Letztlich sind achtzehn Geschichten in den Tätowierungen verborgen. So leben die Menschen in der Zukunft in schalldichten Lebensglück-Häusern, die die Aufgaben der Hausfrau, Mutter und Kindermädchen übernehmen und dessen zwölf mal zwölf Meter großes und neun Meter hohes Kinderzimmer das Prunkstück darstellt. George Hadley und seine Frau Lydia sind beunruhigt, dass ihre Kinder Peter und Wendy mittels telepathischer Gedankenströme eine lebensechte afrikanische Steppe haben entstehen lassen, der sie sich nicht mehr entziehen wollen, seit ihre Eltern ihnen verboten hatten, mit der Rakete nach New York zu fliegen. Dafür rächen sich sie sich jetzt auf ihre Weise …

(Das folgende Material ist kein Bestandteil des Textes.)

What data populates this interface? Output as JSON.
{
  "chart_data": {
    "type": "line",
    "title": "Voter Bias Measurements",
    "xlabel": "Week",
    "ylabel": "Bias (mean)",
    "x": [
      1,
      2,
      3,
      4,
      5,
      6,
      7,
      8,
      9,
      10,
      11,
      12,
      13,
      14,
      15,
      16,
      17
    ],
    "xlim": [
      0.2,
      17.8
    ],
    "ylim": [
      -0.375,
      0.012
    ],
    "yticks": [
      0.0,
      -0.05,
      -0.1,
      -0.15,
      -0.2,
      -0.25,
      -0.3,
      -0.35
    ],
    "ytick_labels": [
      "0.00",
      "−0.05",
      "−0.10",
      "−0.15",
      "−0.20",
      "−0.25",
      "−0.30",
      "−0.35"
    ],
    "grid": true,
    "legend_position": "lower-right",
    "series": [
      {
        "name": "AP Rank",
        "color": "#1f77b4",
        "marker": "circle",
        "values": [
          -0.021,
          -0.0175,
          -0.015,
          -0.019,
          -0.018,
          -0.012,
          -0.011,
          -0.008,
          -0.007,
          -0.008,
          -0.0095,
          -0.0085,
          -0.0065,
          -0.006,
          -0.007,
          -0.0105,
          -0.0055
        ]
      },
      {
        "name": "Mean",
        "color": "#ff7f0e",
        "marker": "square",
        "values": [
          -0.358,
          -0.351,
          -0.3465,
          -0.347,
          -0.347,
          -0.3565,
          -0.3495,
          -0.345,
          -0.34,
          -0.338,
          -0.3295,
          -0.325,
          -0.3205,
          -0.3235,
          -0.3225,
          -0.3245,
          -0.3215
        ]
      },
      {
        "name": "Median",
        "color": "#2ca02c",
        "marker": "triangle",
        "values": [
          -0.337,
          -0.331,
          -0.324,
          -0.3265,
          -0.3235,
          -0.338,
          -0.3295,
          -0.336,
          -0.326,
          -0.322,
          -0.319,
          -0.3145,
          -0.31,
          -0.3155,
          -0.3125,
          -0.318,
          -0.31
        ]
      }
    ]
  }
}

Vor allem geht es aber um Reisen in den Weltraum. In „Kaleidoskop“ werden Raumfahrer, nachdem ihr Schiff von einem Kometen getroffen und aufgeschlitzt worden ist, in den Weltraum hinausgeschleudert und in verschiedene Richtungen getrieben. Während sie immer schneller auseinandertreiben, bleiben sie zunächst noch über Funk verbunden. Zwischen dem Kommandanten Hollis und Applegate werden lange währende Animositäten ausgesprochen. Lespere wiederum blickt zufrieden auf sein Leben zurück, der auf dem Mars, der Venus und dem Jupiter jeweils reiche Frauen hatten, die ihn verwöhnten. Als Stone von einem Meteorenschwarm mitgerissen wird, beginnt Hollis mit Reue auf seine Verfehlungen zurückzublicken …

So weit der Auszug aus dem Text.